The race to repossess land usually has one of two motivations – to make way for new factories or to clear space for high-rise housing developments for sale to the urban middle class. Even when such compounds are built, different and more subtle forms of political pressure build up.
Decked out with red lanterns for Lunar New Year, four-year-old Xinyijing compound in a western suburb of Chongqing contains a dozen 30-storey skyscrapers that house 2,180 families. Homeowners’ committees are being formed in many of these compounds to represent the interests of the new property-owning class. They are very different from the old neighbourhood committees – one of which exists at Xinyijing – the lowest level of local government in the cities, and the eyes and ears of the Communist party bureaucracy.
Until the end of last year, the compound was managed by a subsidiary of the developer, a large and politically powerful state company. However, residents started to complain about poor security, the condition of the elevators and the fact that there were fewer green spaces than they had been promised. So Ms Xie and her homeowners’ committee decided to take advantage of new rules in the city allowing them to vote out the management company.

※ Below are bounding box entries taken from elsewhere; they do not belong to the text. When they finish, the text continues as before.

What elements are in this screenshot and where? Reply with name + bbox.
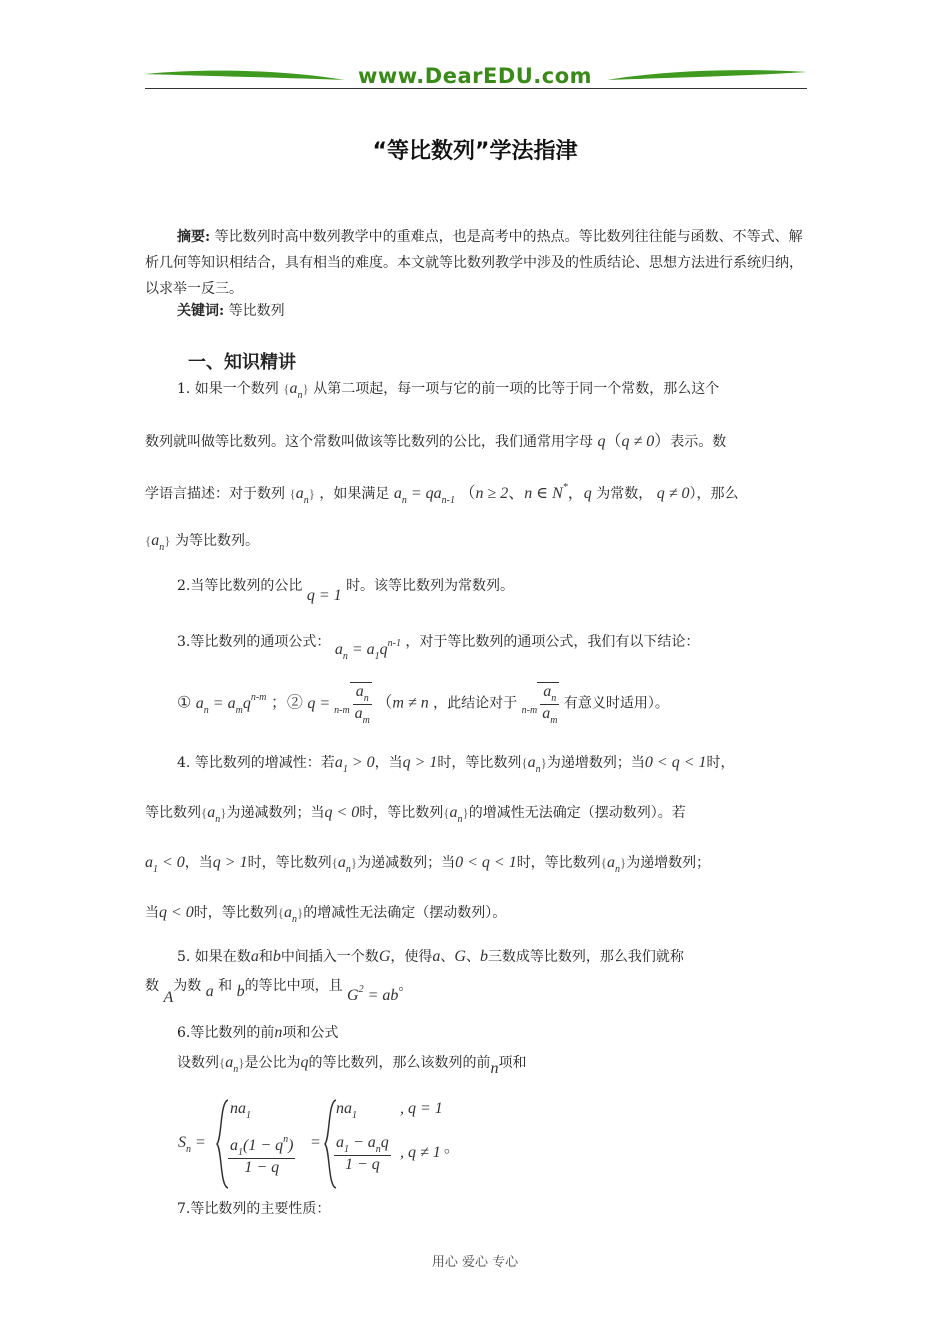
text: ，对于等比数列的通项公式，我们有以下结论： bbox=[405, 634, 700, 650]
text: 等比数列 bbox=[145, 805, 201, 821]
general-term-formula: $a_n = a_1q^{n-1}$ bbox=[334, 638, 401, 662]
seq-an: $\{a_n\}$ bbox=[277, 904, 304, 925]
item3-line2: ① $a_n = a_mq^{n-m}$ ；② q = $_{n-m}$ $\frac{a_n}{a_m}$ （m ≠ n ，此结论对于 $_{n-m}$ $\frac{a_n}{a_m}$ 有意义时适用）。 bbox=[177, 683, 669, 726]
seq-an: $\{a_n\}$ bbox=[600, 854, 627, 875]
math-q-lt-0: q < 0 bbox=[324, 804, 360, 821]
text: 数 bbox=[145, 978, 159, 994]
text: 时，等比数列 bbox=[359, 805, 444, 821]
text: 表示。数 bbox=[670, 434, 727, 450]
item7: 7.等比数列的主要性质： bbox=[177, 1201, 331, 1217]
item1-line1 bbox=[177, 378, 719, 401]
item4-line1 bbox=[177, 752, 735, 775]
text: 为等比数列。 bbox=[174, 533, 259, 549]
text: 学语言描述：对于数列 bbox=[145, 486, 285, 502]
header-divider bbox=[145, 88, 807, 89]
text: 、 bbox=[465, 949, 480, 965]
text: 时，等比数列 bbox=[437, 755, 522, 771]
math-0-lt-q-lt-1: 0 < q < 1 bbox=[455, 854, 517, 871]
text: 的等比数列，那么该数列的前 bbox=[308, 1055, 491, 1071]
text: 时。该等比数列为常数列。 bbox=[346, 578, 515, 594]
text: 从第二项起，每一项与它的前一项的比等于同一个常数，那么这个 bbox=[313, 381, 720, 397]
item5-line1: 5. 如果在数a和b中间插入一个数G，使得a、G、b三数成等比数列，那么我们就称 bbox=[177, 948, 684, 965]
item3-line1 bbox=[177, 630, 700, 662]
page-title: “等比数列”学法指津 bbox=[372, 139, 578, 164]
text: 和 bbox=[258, 949, 273, 965]
text: 6.等比数列的前 bbox=[177, 1025, 275, 1041]
text: 4. 等比数列的增减性：若 bbox=[177, 755, 335, 771]
text: 2.当等比数列的公比 bbox=[177, 578, 303, 594]
text: 时，等比数列 bbox=[193, 905, 278, 921]
text: 5. 如果在数 bbox=[177, 949, 251, 965]
text: ，当 bbox=[184, 855, 213, 871]
section-heading: 一、知识精讲 bbox=[188, 352, 296, 373]
text: ，使得 bbox=[390, 949, 433, 965]
math-q-lt-0: q < 0 bbox=[159, 904, 194, 921]
text: 为常数， bbox=[596, 486, 653, 502]
item1-line3: 学语言描述：对于数列 $\{a_n\}$ ，如果满足 $a_n = qa_{n-1}$ （n ≥ 2、n ∈ N*，q 为常数， q ≠ 0），那么 bbox=[145, 482, 739, 506]
item4-line3 bbox=[145, 852, 710, 875]
text: 的增减性无法确定（摆动数列）。若 bbox=[468, 805, 686, 821]
text: 中间插入一个数 bbox=[280, 949, 379, 965]
math-q: q bbox=[597, 433, 606, 450]
recurrence-formula: $a_n = qa_{n-1}$ bbox=[393, 485, 455, 506]
math-G2-eq-ab: $G^2$ = ab bbox=[347, 984, 399, 1004]
text: 3.等比数列的通项公式： bbox=[177, 634, 331, 650]
formula-2: q = $_{n-m}$ $\frac{a_n}{a_m}$ bbox=[307, 683, 370, 726]
abstract-text: 等比数列时高中数列教学中的重难点，也是高考中的热点。等比数列往往能与函数、不等式、解析几何等知识相结合，具有相当的难度。本文就等比数列教学中涉及的性质结论、思想方法进行系统归纳，以求举一反三。 bbox=[145, 229, 803, 297]
text: 为数 bbox=[173, 978, 202, 994]
text: 为递增数列； bbox=[626, 855, 711, 871]
text: 当 bbox=[145, 905, 159, 921]
math-a1-gt-0: $a_1 > 0$ bbox=[334, 754, 375, 775]
text: 。 bbox=[398, 978, 413, 994]
seq-an: $\{a_n\}$ bbox=[219, 1054, 245, 1075]
item4-line4 bbox=[145, 902, 506, 925]
text: 的等比中项，且 bbox=[244, 978, 343, 994]
text: 为递减数列；当 bbox=[357, 855, 456, 871]
math-n-in-N: n ∈ N* bbox=[524, 482, 568, 502]
math-q-ne-0: q ≠ 0 bbox=[656, 485, 690, 502]
abstract-label: 摘要: bbox=[177, 229, 211, 245]
keywords bbox=[145, 298, 809, 324]
formula-1: $a_n = a_mq^{n-m}$ bbox=[195, 691, 267, 716]
text: 1. 如果一个数列 bbox=[177, 381, 279, 397]
text: 时，等比数列 bbox=[516, 855, 601, 871]
text: 是公比为 bbox=[244, 1055, 301, 1071]
text: 时，等比数列 bbox=[247, 855, 332, 871]
page-footer: 用心 爱心 专心 bbox=[431, 1255, 519, 1270]
item2 bbox=[177, 575, 515, 604]
text: 时， bbox=[706, 755, 735, 771]
seq-an: $\{a_n\}$ bbox=[443, 804, 469, 825]
math-q-eq-1: q = 1 bbox=[306, 587, 342, 604]
math-0-lt-q-lt-1: 0 < q < 1 bbox=[644, 754, 707, 771]
abstract bbox=[145, 224, 809, 302]
item4-line2 bbox=[145, 802, 686, 825]
text: 有意义时适用）。 bbox=[563, 695, 669, 712]
math-q-gt-1: q > 1 bbox=[212, 854, 248, 871]
text: 项和公式 bbox=[282, 1025, 339, 1041]
site-logo-text: www.DearEDU.com bbox=[357, 64, 593, 88]
math-a1-lt-0: $a_1 < 0$ bbox=[145, 854, 185, 875]
text: 数列就叫做等比数列。这个常数叫做该等比数列的公比，我们通常用字母 bbox=[145, 434, 593, 450]
seq-an: $\{a_n\}$ bbox=[331, 854, 358, 875]
text: 、 bbox=[440, 949, 455, 965]
radical-expr: $_{n-m}$ $\frac{a_n}{a_m}$ bbox=[521, 683, 558, 726]
seq-an: $\{a_n\}$ bbox=[283, 380, 309, 401]
text: ，此结论对于 bbox=[433, 695, 518, 712]
item6-line: 设数列$\{a_n\}$是公比为q的等比数列，那么该数列的前n项和 bbox=[177, 1054, 527, 1077]
text: ，当 bbox=[374, 755, 403, 771]
text: 设数列 bbox=[177, 1055, 219, 1071]
text: 为递减数列；当 bbox=[226, 805, 325, 821]
math-q-ne-0: q ≠ 0 bbox=[621, 433, 655, 450]
text: 项和 bbox=[498, 1055, 527, 1071]
text: 三数成等比数列，那么我们就称 bbox=[487, 949, 684, 965]
text: 为递增数列；当 bbox=[546, 755, 645, 771]
sum-formula: $S_n$ = $na_1$ $\frac{a_1(1 - q^n)}{1 - q}$ = $na_1$ , q = 1 $a_1 - a_nq$ 1 − q , q ≠ 1 。 bbox=[178, 1098, 478, 1190]
text: ，如果满足 bbox=[319, 486, 390, 502]
seq-an: $\{a_n\}$ bbox=[289, 485, 315, 506]
keywords-label: 关键词: bbox=[177, 303, 225, 319]
keywords-text: 等比数列 bbox=[228, 303, 285, 319]
text: 和 bbox=[218, 978, 233, 994]
math-q-gt-1: q > 1 bbox=[402, 754, 438, 771]
text: 的增减性无法确定（摆动数列）。 bbox=[303, 905, 507, 921]
math-m-ne-n: m ≠ n bbox=[392, 694, 429, 712]
item1-line2: 数列就叫做等比数列。这个常数叫做该等比数列的公比，我们通常用字母 q（q ≠ 0）表示。数 bbox=[145, 433, 727, 450]
text: ），那么 bbox=[689, 486, 739, 502]
seq-an: $\{a_n\}$ bbox=[201, 804, 227, 825]
math-n-ge-2: n ≥ 2 bbox=[475, 485, 509, 502]
item1-line4 bbox=[145, 530, 259, 553]
seq-an: $\{a_n\}$ bbox=[521, 754, 547, 775]
item6-heading: 6.等比数列的前n项和公式 bbox=[177, 1024, 339, 1041]
item5-line2: 数 A为数 a 和 b的等比中项，且 $G^2$ = ab。 bbox=[145, 978, 413, 1006]
seq-an: $\{a_n\}$ bbox=[145, 532, 171, 553]
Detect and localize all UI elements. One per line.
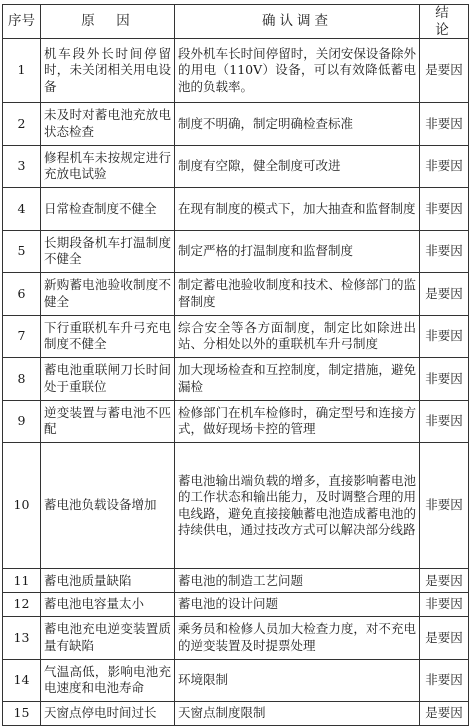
cause-cell: 机车段外长时间停留时，未关闭相关用电设备 — [41, 39, 175, 103]
table-row — [3, 569, 469, 593]
cause-cell: 蓄电池质量缺陷 — [41, 569, 175, 593]
cause-cell: 修程机车未按规定进行充放电试验 — [41, 145, 175, 187]
table-row — [3, 701, 469, 725]
investigation-cell: 制定严格的打温制度和监督制度 — [175, 230, 420, 272]
table-row — [3, 593, 469, 617]
conclusion-cell: 是要因 — [420, 701, 469, 725]
table-header-row — [3, 5, 469, 39]
investigation-cell: 制度有空隙，健全制度可改进 — [175, 145, 420, 187]
table-row — [3, 315, 469, 357]
conclusion-cell: 非要因 — [420, 400, 469, 442]
investigation-cell: 蓄电池的制造工艺问题 — [175, 569, 420, 593]
conclusion-cell: 非要因 — [420, 358, 469, 400]
row-number: 10 — [3, 442, 41, 568]
row-number: 9 — [3, 400, 41, 442]
table-row — [3, 659, 469, 701]
conclusion-cell: 非要因 — [420, 145, 469, 187]
table-row — [3, 39, 469, 103]
table-row — [3, 358, 469, 400]
conclusion-cell: 非要因 — [420, 442, 469, 568]
conclusion-cell: 是要因 — [420, 569, 469, 593]
header-conclusion: 结 论 — [420, 5, 469, 39]
table-row — [3, 188, 469, 230]
conclusion-cell: 是要因 — [420, 39, 469, 103]
investigation-cell: 蓄电池的设计问题 — [175, 593, 420, 617]
table-row — [3, 442, 469, 568]
conclusion-cell: 是要因 — [420, 617, 469, 659]
cause-analysis-table — [2, 4, 469, 726]
table-row — [3, 400, 469, 442]
row-number: 8 — [3, 358, 41, 400]
investigation-cell: 天窗点制度限制 — [175, 701, 420, 725]
row-number: 3 — [3, 145, 41, 187]
row-number: 13 — [3, 617, 41, 659]
cause-cell: 未及时对蓄电池充放电状态检查 — [41, 103, 175, 145]
investigation-cell: 环境限制 — [175, 659, 420, 701]
conclusion-cell: 非要因 — [420, 230, 469, 272]
investigation-cell: 检修部门在机车检修时，确定型号和连接方式，做好现场卡控的管理 — [175, 400, 420, 442]
cause-cell: 日常检查制度不健全 — [41, 188, 175, 230]
table-row — [3, 103, 469, 145]
header-cause: 原 因 — [41, 5, 175, 39]
row-number: 5 — [3, 230, 41, 272]
investigation-cell: 加大现场检查和互控制度，制定措施，避免漏检 — [175, 358, 420, 400]
row-number: 6 — [3, 273, 41, 315]
cause-cell: 新购蓄电池验收制度不健全 — [41, 273, 175, 315]
cause-cell: 蓄电池负载设备增加 — [41, 442, 175, 568]
cause-cell: 下行重联机车升弓充电制度不健全 — [41, 315, 175, 357]
table-row — [3, 230, 469, 272]
cause-cell: 气温高低，影响电池充电速度和电池寿命 — [41, 659, 175, 701]
cause-cell: 蓄电池重联闸刀长时间处于重联位 — [41, 358, 175, 400]
header-no: 序号 — [3, 5, 41, 39]
conclusion-cell: 非要因 — [420, 315, 469, 357]
table-row — [3, 617, 469, 659]
row-number: 14 — [3, 659, 41, 701]
investigation-cell: 乘务员和检修人员加大检查力度，对不充电的逆变装置及时提票处理 — [175, 617, 420, 659]
investigation-cell: 在现有制度的模式下，加大抽查和监督制度 — [175, 188, 420, 230]
conclusion-cell: 非要因 — [420, 188, 469, 230]
table-row — [3, 273, 469, 315]
cause-cell: 蓄电池充电逆变装置质量有缺陷 — [41, 617, 175, 659]
conclusion-cell: 非要因 — [420, 593, 469, 617]
cause-cell: 逆变装置与蓄电池不匹配 — [41, 400, 175, 442]
row-number: 4 — [3, 188, 41, 230]
conclusion-cell: 是要因 — [420, 273, 469, 315]
investigation-cell: 段外机车长时间停留时，关闭安保设备除外的用电（110V）设备，可以有效降低蓄电池的负载率。 — [175, 39, 420, 103]
cause-cell: 长期段备机车打温制度不健全 — [41, 230, 175, 272]
row-number: 2 — [3, 103, 41, 145]
row-number: 12 — [3, 593, 41, 617]
cause-cell: 天窗点停电时间过长 — [41, 701, 175, 725]
investigation-cell: 制度不明确，制定明确检查标准 — [175, 103, 420, 145]
conclusion-cell: 非要因 — [420, 659, 469, 701]
row-number: 7 — [3, 315, 41, 357]
row-number: 15 — [3, 701, 41, 725]
investigation-cell: 蓄电池输出端负载的增多，直接影响蓄电池的工作状态和输出能力，及时调整合理的用电线路，避免直接接触蓄电池造成蓄电池的持续供电，通过技改方式可以解决部分线路 — [175, 442, 420, 568]
cause-cell: 蓄电池电容量太小 — [41, 593, 175, 617]
investigation-cell: 制定蓄电池验收制度和技术、检修部门的监督制度 — [175, 273, 420, 315]
conclusion-cell: 非要因 — [420, 103, 469, 145]
row-number: 11 — [3, 569, 41, 593]
table-row — [3, 145, 469, 187]
row-number: 1 — [3, 39, 41, 103]
header-investigation: 确认调查 — [175, 5, 420, 39]
investigation-cell: 综合安全等各方面制度，制定比如除进出站、分相处以外的重联机车升弓制度 — [175, 315, 420, 357]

After soliciting opinions and staging public discussions on the issue, residents held an election. The result was that 65.5 per cent of households voted to kick out the management company. The rules are complicated, however, and the decision needed also to be approved by households representing a majority of the compound’s square metres. This hurdle was cleared by the narrower margin of 51 per cent.
Three businesses applied for the contract, one of which was selected after yet another compound vote. However, when residents went to the office of the old management company to collect keys, a fight broke out – which is when the finger was bitten off. (“It took forever to find it,” says one neighbour.)
“Democracy can be a painstaking process,” says Ms Xie “But what we have done here is a symbol of the progress that the Chinese people are making.”
The effects of the push for greater participation in neighbourhood management can reach far beyond individual compounds. Three years ago in Shanghai, where homeowners’ committees have flourished, people living in a suburb next to the planned extension of the city’s Maglev high-speed rail line organised protests that led to the project being cancelled.
“I think it is indeed fair to see homeowner activism as a sign of middle-class people pushing for more accountability,” says Benjamin Read at the University of California at Santa Cruz. But he cautions that the government is averse to organisations that lie outside its control, and that the committees are often seen as a threat by powerful local developers with strong political connections. As it happens, Chongqing and Shanghai have become the first cities to experiment with a property tax, a potentially vital source of revenue for cash-strapped local governments but one that will increase demand for more accountable government.
In most of these disputes, the complaints are highly localised. “I don’t blame the central government for what we have been through. It’s the local government that doesn’t implement good policies and I think they are to blame,” says Mr Liu, the Zhengzhou farmer.
Ms Xie and her homeowners’ committee, too, are far from anti-government rebels. When asked what they think of Bo Xilai, the Chongqing party boss who has been encouraging a Maoist revival, they put up their thumbs in approval. His drive to prosecute corruption in the city has made him a favourite of the new middle class.
Nevertheless, such conflicts underscore the complex nature of the challenges confronting Beijing. The danger posed by urban development is not only the creation of a property bubble but also of widespread political conflict.
“This is a very distorted model of urbanisation that cannot go on for ever,” says Prof Tao.